Alcatel-Lucent announced its numbers this morning, and while their results met expectations on the revenue side they fell short of Street estimates on the profit line. That sent their shares skidding pre-market, making them another telecom equipment casualty. The financial analysts are calling this a second-half market weakness, but of course it’s more than that. Some of the big research firms correctly pointed out a couple weeks ago that capex was in decline and that the only redemption would be improved monetization. A few even pointed out that monetization was the focus of those projects most likely to get funding.
What makes Alcatel-Lucent interesting is that they are one of the strategic-influence winners. Their revenue line suggests that their mobile services strength was indeed enough to get them good engagement. The thinner profits suggest that they need a better and broader monetization link to sustain margins in competition with the increasingly credible and aggressive Huawei.
The concept of Application Enablement that’s been a foundation for Alcatel-Lucent positioning for several years is a good one; make the network a partner to applications and you provide a means for operators to monetize new services by creating new network-enabled applications. The company’s work on the API and developer end of the story has also been strong; they have in fact the strongest and most credible developer program aimed at creating developer-enhanced high-level services. Their issue has been that they lack an articulated framework for providing the authoring of those enabled applications. This is the same problem that everyone else in the space has been grappling with, the one we said that Juniper had to solve in our blog on them yesterday.
What is interesting is that we KNOW that at least one of Alcatel-Lucent’s competitors has such an architecture, but the question is whether it’s been “articulated”. NSN did a preso at the Dublin TMF World meeting, and in it they showed the outline of a service-layer approach that’s completely consistent with the picture we draw and completely compatible with the content and mobile monetization frameworks we’ve published over the last two month in Netwatcher. They even fit the cloud monetization model that’s scheduled for publication this month. What’s missing there is first an open and public release (analyst material isn’t public unless we’re told it is, and in any case buyers may or may not have seen the material), and second the details on how the architecture can be used to build services.

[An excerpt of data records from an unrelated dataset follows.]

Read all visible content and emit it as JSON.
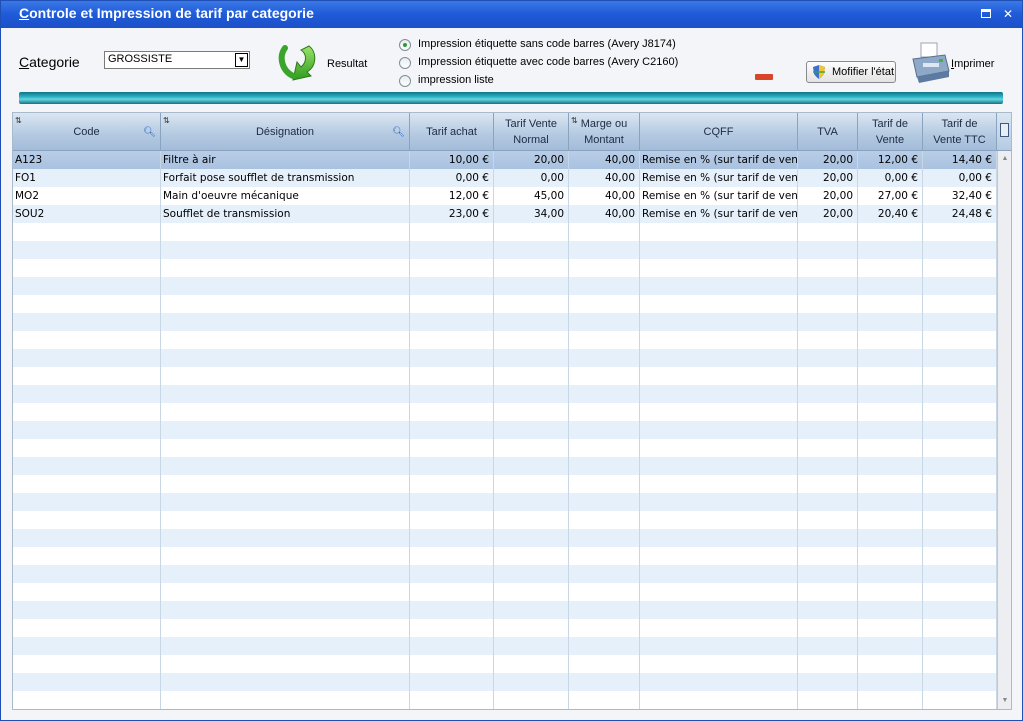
{
  "window": {
    "title_first_letter": "C",
    "title_rest": "ontrole et Impression de tarif par categorie"
  },
  "toolbar": {
    "categorie_label_u": "C",
    "categorie_label_rest": "ategorie",
    "categorie_value": "GROSSISTE",
    "result_label": "Resultat",
    "radios": [
      {
        "label": "Impression étiquette sans code barres (Avery J8174)",
        "selected": true
      },
      {
        "label": "Impression étiquette avec code barres  (Avery C2160)",
        "selected": false
      },
      {
        "label": "impression liste",
        "selected": false
      }
    ],
    "modify_label": "Mofifier l'état",
    "print_label_u": "I",
    "print_label_rest": "mprimer"
  },
  "table": {
    "headers": {
      "code": "Code",
      "designation": "Désignation",
      "tarif_achat": "Tarif achat",
      "tarif_vente_normal_1": "Tarif Vente",
      "tarif_vente_normal_2": "Normal",
      "marge_1": "Marge ou",
      "marge_2": "Montant",
      "cqff": "CQFF",
      "tva": "TVA",
      "tarif_vente_1": "Tarif de",
      "tarif_vente_2": "Vente",
      "tarif_ttc_1": "Tarif de",
      "tarif_ttc_2": "Vente TTC"
    },
    "rows": [
      {
        "code": "A123",
        "designation": "Filtre à air",
        "tarif_achat": "10,00 €",
        "tarif_vente_normal": "20,00",
        "marge": "40,00",
        "cqff": "Remise en % (sur tarif de vente",
        "tva": "20,00",
        "tarif_vente": "12,00 €",
        "tarif_ttc": "14,40 €"
      },
      {
        "code": "FO1",
        "designation": "Forfait pose soufflet de transmission",
        "tarif_achat": "0,00 €",
        "tarif_vente_normal": "0,00",
        "marge": "40,00",
        "cqff": "Remise en % (sur tarif de vente",
        "tva": "20,00",
        "tarif_vente": "0,00 €",
        "tarif_ttc": "0,00 €"
      },
      {
        "code": "MO2",
        "designation": "Main d'oeuvre mécanique",
        "tarif_achat": "12,00 €",
        "tarif_vente_normal": "45,00",
        "marge": "40,00",
        "cqff": "Remise en % (sur tarif de vente",
        "tva": "20,00",
        "tarif_vente": "27,00 €",
        "tarif_ttc": "32,40 €"
      },
      {
        "code": "SOU2",
        "designation": "Soufflet de transmission",
        "tarif_achat": "23,00 €",
        "tarif_vente_normal": "34,00",
        "marge": "40,00",
        "cqff": "Remise en % (sur tarif de vente",
        "tva": "20,00",
        "tarif_vente": "20,40 €",
        "tarif_ttc": "24,48 €"
      }
    ],
    "selected_row": 0
  },
  "colors": {
    "titlebar": "#1f5ad8",
    "teal_bar": "#2bb3c6",
    "row_alt": "#e6f0fb",
    "row_selected": "#b1c8e3"
  }
}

It almost seems like we’re in a race to tell people about something we’ve already done rather than in a race to do it here, and I’m confused over the “why” of that one. I know from both surveys and from project reviews of operator content monetization activity that Alcatel-Lucent’s details aren’t making it to the buyer level, and in most cases the buyers don’t know NSN even has details to share. I guess the guy who sings first is going to win this one.
Alcatel-Lucent’s 28% growth in IP revenue should be of concern to its competitors because it seems to me a pretty convincing indicator that you can sell more routers if you can show buyers how routers make money and not just carry traffic. Routers out-grew their mobile stuff, in fact. If this growth trend continues, then Alcatel-Lucent poses a major threat to any of Cisco’s back-to-basics intentions. It would also put Juniper on notice that loss of influence in services could translate to loss of market share to Alcatel-Lucent, who in my view is already Juniper’s biggest threat.